The <<>> in the formatted output is a shorthand to indicate that there is an expression there that is too large to fit in the formatted version.

If you execute

InputForm[nlm]

you will see that everything you expect (and more) is there.

For plotting your expression is correct. Note that Mathematica chooses not to display all of the plot's y-range since the "interesting" part of the function would then note be visible. To see the entire y-range you can set PlotRange->All as in

Plot[nlm[x], {x, 0, 18000}, PlotRange -> All]

In the problem as stated, the best fit for b appears to be around 0.00008. For some reason NonlinearModelFit does not find it. If we rewrite the model slightly, so a good fit for b is about 0.8, it does well.

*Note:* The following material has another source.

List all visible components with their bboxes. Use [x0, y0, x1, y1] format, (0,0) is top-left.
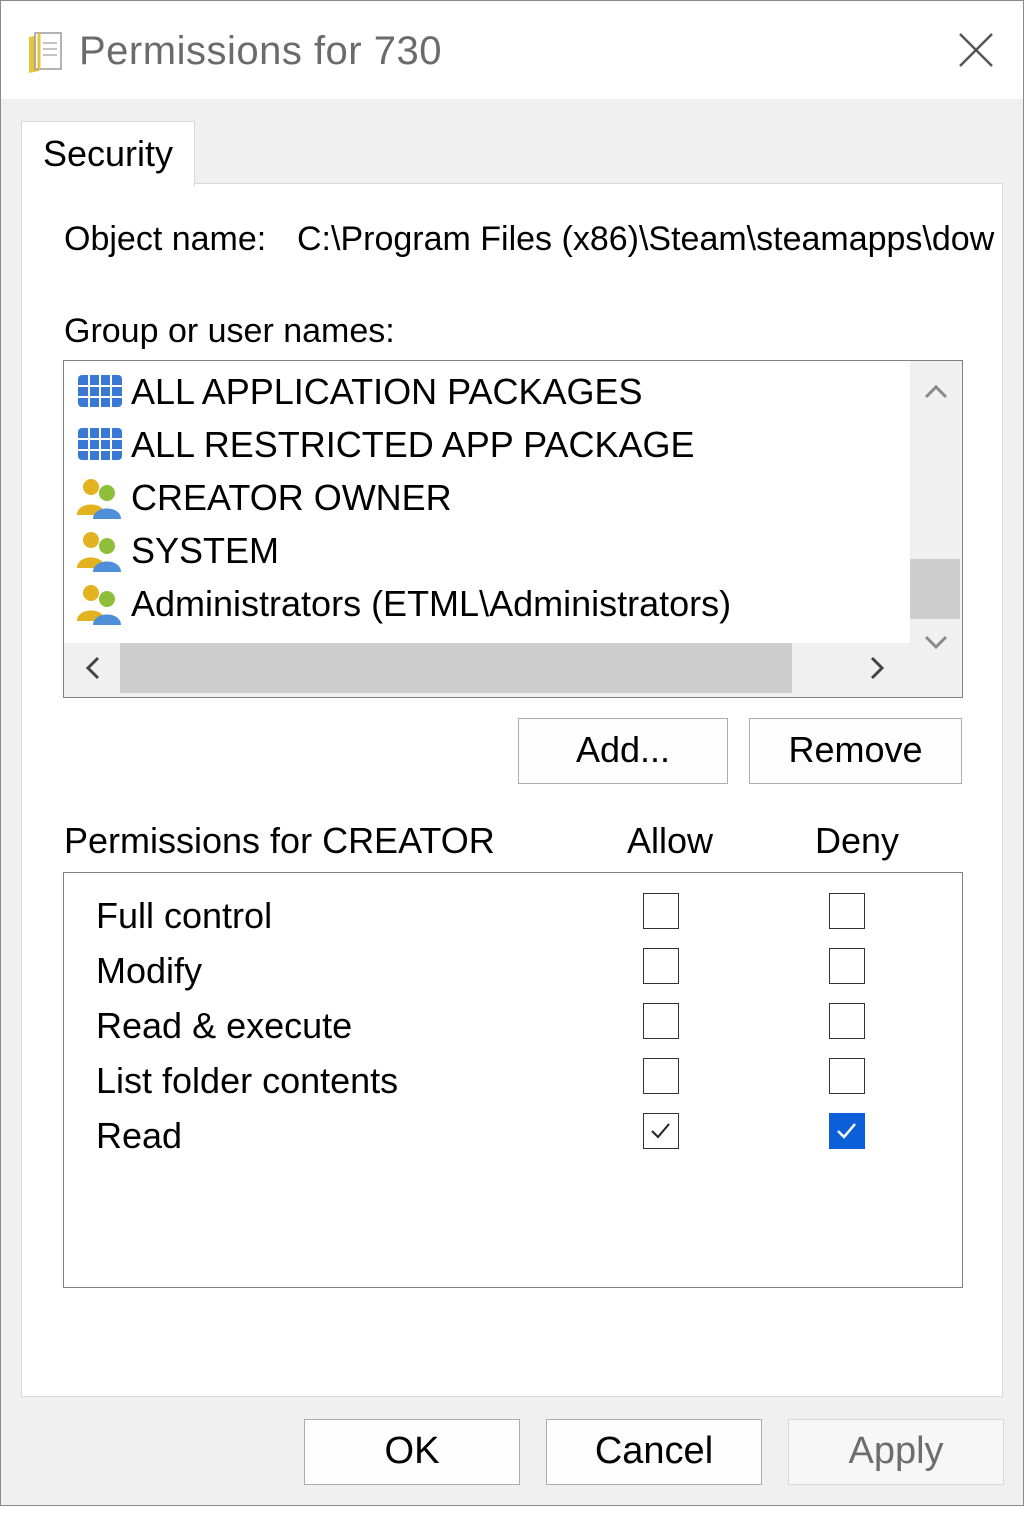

nlm = NonlinearModelFit[data, 
   1 - ((1/(1 + (2 b x/4.0952977))^3)) /. b -> b/10000, {b}, x];

Show[ListPlot[data], Plot[nlm[x], {x, 0, 18000}]]

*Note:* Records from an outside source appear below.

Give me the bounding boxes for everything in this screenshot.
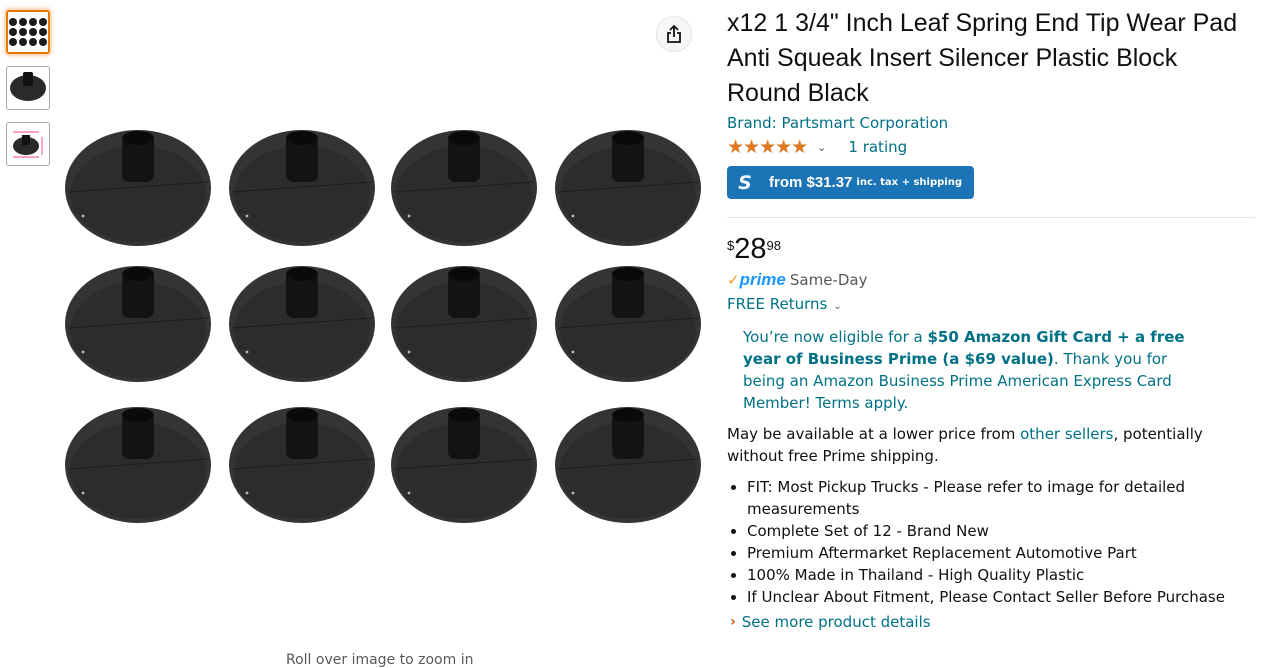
price-symbol: $ xyxy=(727,238,735,253)
availability-prefix: May be available at a lower price from xyxy=(727,425,1021,443)
wear-pad-7 xyxy=(391,266,537,382)
coupon-amount: from $31.37 xyxy=(769,174,853,191)
coupon-note: inc. tax + shipping xyxy=(856,177,962,188)
thumbnail-1[interactable] xyxy=(6,10,50,54)
feature-bullet: 100% Made in Thailand - High Quality Pla… xyxy=(747,564,1247,586)
wear-pad-11 xyxy=(391,407,537,523)
wear-pad-3 xyxy=(391,130,537,246)
rating-row: ★★★★★ ⌄ 1 rating xyxy=(727,136,1257,158)
availability-note: May be available at a lower price from o… xyxy=(727,423,1252,467)
wear-pad-1 xyxy=(65,130,211,246)
wear-pad-2 xyxy=(229,130,375,246)
feature-bullet: FIT: Most Pickup Trucks - Please refer t… xyxy=(747,476,1247,520)
chevron-right-icon: › xyxy=(730,614,736,630)
see-more-label: See more product details xyxy=(741,613,931,631)
s-logo-icon: S xyxy=(738,171,752,194)
other-sellers-link[interactable]: other sellers xyxy=(1020,425,1113,443)
wear-pad-12 xyxy=(555,407,701,523)
wear-pad-9 xyxy=(65,407,211,523)
zoom-hint: Roll over image to zoom in xyxy=(286,652,474,668)
delivery-speed: Same-Day xyxy=(789,271,868,289)
chevron-down-icon: ⌄ xyxy=(833,301,842,312)
thumbnail-3[interactable] xyxy=(6,122,50,166)
price-fraction: 98 xyxy=(766,238,781,253)
free-returns-label: FREE Returns xyxy=(727,295,828,313)
rating-count-link[interactable]: 1 rating xyxy=(848,138,907,156)
star-rating-icon[interactable]: ★★★★★ xyxy=(727,136,808,158)
wear-pad-10 xyxy=(229,407,375,523)
price-whole: 28 xyxy=(734,233,767,265)
thumbnail-strip xyxy=(6,10,54,178)
business-prime-promo[interactable]: You’re now eligible for a $50 Amazon Gif… xyxy=(743,326,1213,414)
share-icon xyxy=(667,24,681,43)
prime-check-icon: ✓ xyxy=(727,271,740,289)
feature-bullet: Complete Set of 12 - Brand New xyxy=(747,520,1247,542)
product-info: x12 1 3/4" Inch Leaf Spring End Tip Wear… xyxy=(727,6,1257,631)
free-returns-link[interactable]: FREE Returns ⌄ xyxy=(727,295,1257,313)
shopping-coupon-badge[interactable]: S from $31.37 inc. tax + shipping xyxy=(727,166,974,199)
thumbnail-grid-image xyxy=(9,18,47,46)
brand-link[interactable]: Brand: Partsmart Corporation xyxy=(727,114,1257,132)
main-product-image[interactable] xyxy=(58,120,708,540)
pad-grid-image xyxy=(65,130,701,523)
feature-bullet: Premium Aftermarket Replacement Automoti… xyxy=(747,542,1247,564)
feature-bullet: If Unclear About Fitment, Please Contact… xyxy=(747,586,1247,608)
chevron-down-icon[interactable]: ⌄ xyxy=(817,141,826,154)
promo-prefix: You’re now eligible for a xyxy=(743,328,928,346)
wear-pad-4 xyxy=(555,130,701,246)
feature-bullets: FIT: Most Pickup Trucks - Please refer t… xyxy=(727,476,1247,608)
wear-pad-8 xyxy=(555,266,701,382)
divider xyxy=(727,217,1255,218)
wear-pad-6 xyxy=(229,266,375,382)
wear-pad-5 xyxy=(65,266,211,382)
price: $ 28 98 xyxy=(727,234,1257,264)
thumbnail-single-pad-image xyxy=(10,72,46,101)
prime-badge: ✓ prime Same-Day xyxy=(727,270,1257,290)
prime-logo: prime xyxy=(739,270,786,289)
share-button[interactable] xyxy=(656,16,692,52)
product-title: x12 1 3/4" Inch Leaf Spring End Tip Wear… xyxy=(727,9,1238,107)
thumbnail-2[interactable] xyxy=(6,66,50,110)
thumbnail-dimension-image xyxy=(13,131,43,158)
see-more-details-link[interactable]: › See more product details xyxy=(727,613,1257,631)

Hi David. Are you sure? I used b->b/10000, so in your Out[85] there is still an expression which contains b. And that is the expression defining the model, with parameter b.

The goodness-of-fit is many times in the eye of the beholder. As a statistician I see that the first five values have positive residuals and the last three have negative residuals. That suggests that the model does not fit well (either the proposed curve form doesn't fit or the assumption of additive independent random errors is not supported or both). Also, R-squared is not so meaningful when describing the strength of the relationship of curves forced through the origin. In addition, I’d argue that the point {0,0} is likely NOT a data point as the curve form has to go through the origin.

A better measure of goodness is the root mean square error which is in the same units as the dependent variable. Given the undesirable residuals you might consider a slightly more complex model where the exponent "3" is replaced with a parameter.

data = {{1800, 0.258738807}, {3600, 0.362822881}, {5400, 
    0.473489839}, {7200, 0.54841429}, {9000, 0.614915391}, {10800, 
    0.638559079}, {14400, 0.68690743}, {18000, 0.730710491}};

(* Fit the model using the data *)
nlm = NonlinearModelFit[data, 1 - ((1/(1 + (b (x/1000)))^k)), {b, k}, 
  x]

(* Parameter estimates *)
nlm["BestFitParameters"]

(* Root mean square error *)
nlm["EstimatedVariance"]^0.5

(* Show the fit *)
Show[Plot[nlm[x], {x, 0, 18000}, PlotRange -> All], ListPlot[data]]

with output

{b -> 0.225117, k -> 0.818872}
0.0140814

I've also explicitly divided the independent variable by 1,000 as standardizing independent variables (either by subtracting the mean and dividing by the standard deviation or subtracting the minimum and dividing by the range) many times fixes numerical instabilities.

Hi David,

Thanks. That worked. The actual data is:

data = {{0, 0}, {1800, 0.258738807}, {3600, 0.362822881}, {5400, 0.473489839}, {7200, 0.54841429}, {9000, 0.614915391}, {10800, 0.638559079}, {14400, 0.68690743}, {18000, 0.730710491}};

I wrote the equation wrong. The actual equation is:

nlm = NonlinearModelFit[data, 1 - ((1/(1 + (2 b x/4.0952977))^3)), {b}, x].

Which gives an output of:

1 - 1/(1 + <<20>> x)^3

What do the <<>> mean?

For a plot of the graph is the following code correct:

Plot[nlm[x], {x, 0, 18000}]

Thanks,

Whoops! My bad! I need more coffee. Care to join me?

Yes your approach pushes the b into the region where whatever the Automatic Method is using will properly find it rather than send the search in the wrong direction.

I think Oregon is the better choice...

I don't understand why {b, 0.01} is incorrect for an initial guess for b?